Ainda que a Administração Pública identifique erro na concessão de benefício previdenciário, a devolução dos valores pagos não é admitida quando o segurado os recebeu de boa-fé e por longo período.

Com esse entendimento, a 1ª Vara Federal Cível da Seção Judiciária do Amazonas determinou o restabelecimento definitivo de aposentadoria rural suspensa após mais de 11 anos de pagamento e afastou a cobrança de R$ 195.691,51 imposta pelo Instituto Nacional do Seguro Social (INSS).

No caso, o INSS alegou que a beneficiária teria exercido atividade urbana entre 2008 e 2011, circunstância que descaracterizaria sua condição de segurada especial para fins de aposentadoria por idade rural concedida em abril de 2013. Com base nesse argumento, a autarquia suspendeu o benefício em outubro de 2024 e passou a exigir a devolução das parcelas já recebidas.

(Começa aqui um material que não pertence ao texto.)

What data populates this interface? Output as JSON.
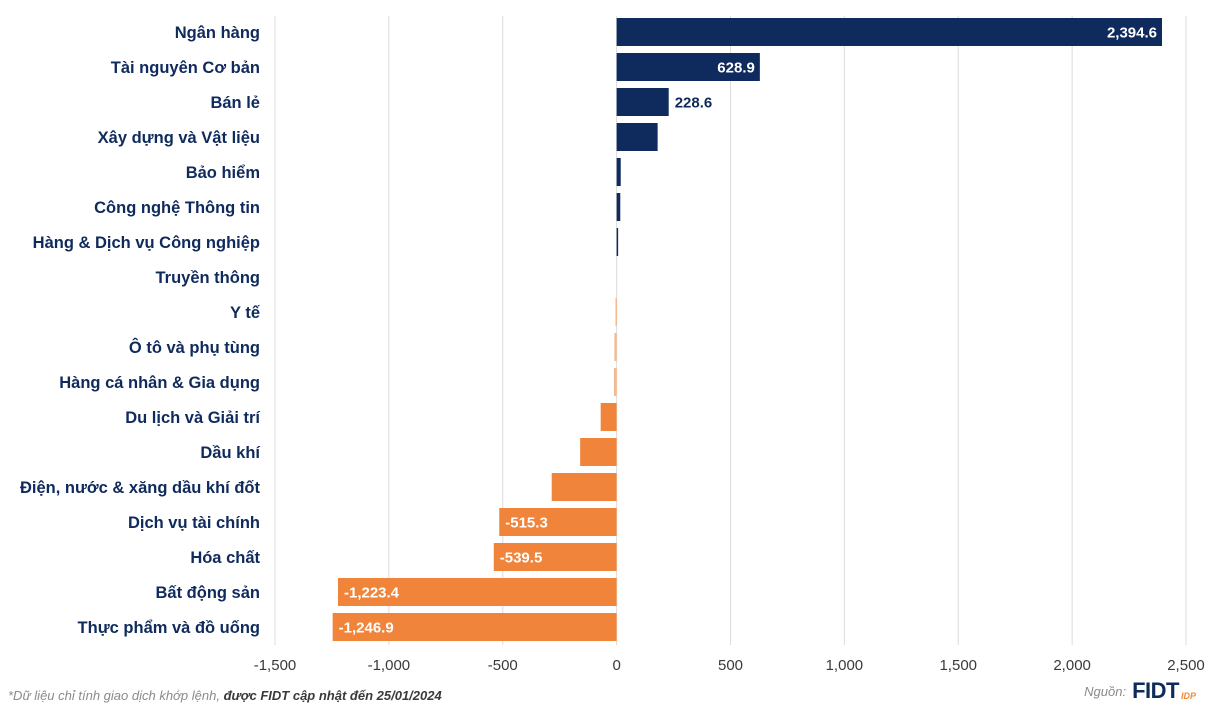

Ao analisar a demanda, a juíza federal destacou que o benefício foi pago regularmente por mais de uma década antes da suspensão. O vínculo urbano apontado pela autarquia havia sido encerrado quase dois anos antes da data de início do benefício, o que exige exame mais amplo sobre eventual retorno à atividade rural — hipótese prevista no artigo 11, §10, da Lei 8.213/1991. Para a magistrada, a interrupção abrupta do pagamento, após longo período de estabilidade, afronta os princípios da segurança jurídica e da proteção da confiança.

A decisão também ressaltou que não houve comprovação de má-fé da segurada. Eventual falha na análise administrativa não pode ser transferida ao beneficiário que recebeu verba de natureza alimentar acreditando legitimamente em sua regularidade. A jurisprudência consolidada reconhece que valores previdenciários percebidos de boa-fé não estão sujeitos à restituição, especialmente quando pagos por período prolongado.

Idosa, com 70 anos e portadora de múltiplas enfermidades, a autora comprovou depender do benefício para sua subsistência e tratamento médico. A tutela de urgência concedida no curso do processo já havia determinado o restabelecimento imediato da aposentadoria, e a sentença confirmou essa decisão em caráter definitivo.

Com isso, o INSS deverá manter o pagamento do benefício e não poderá exigir a devolução dos valores anteriormente pagos. A autarquia foi ainda condenada ao pagamento de honorários advocatícios fixados em 10% sobre o valor da causa. Cabe recurso.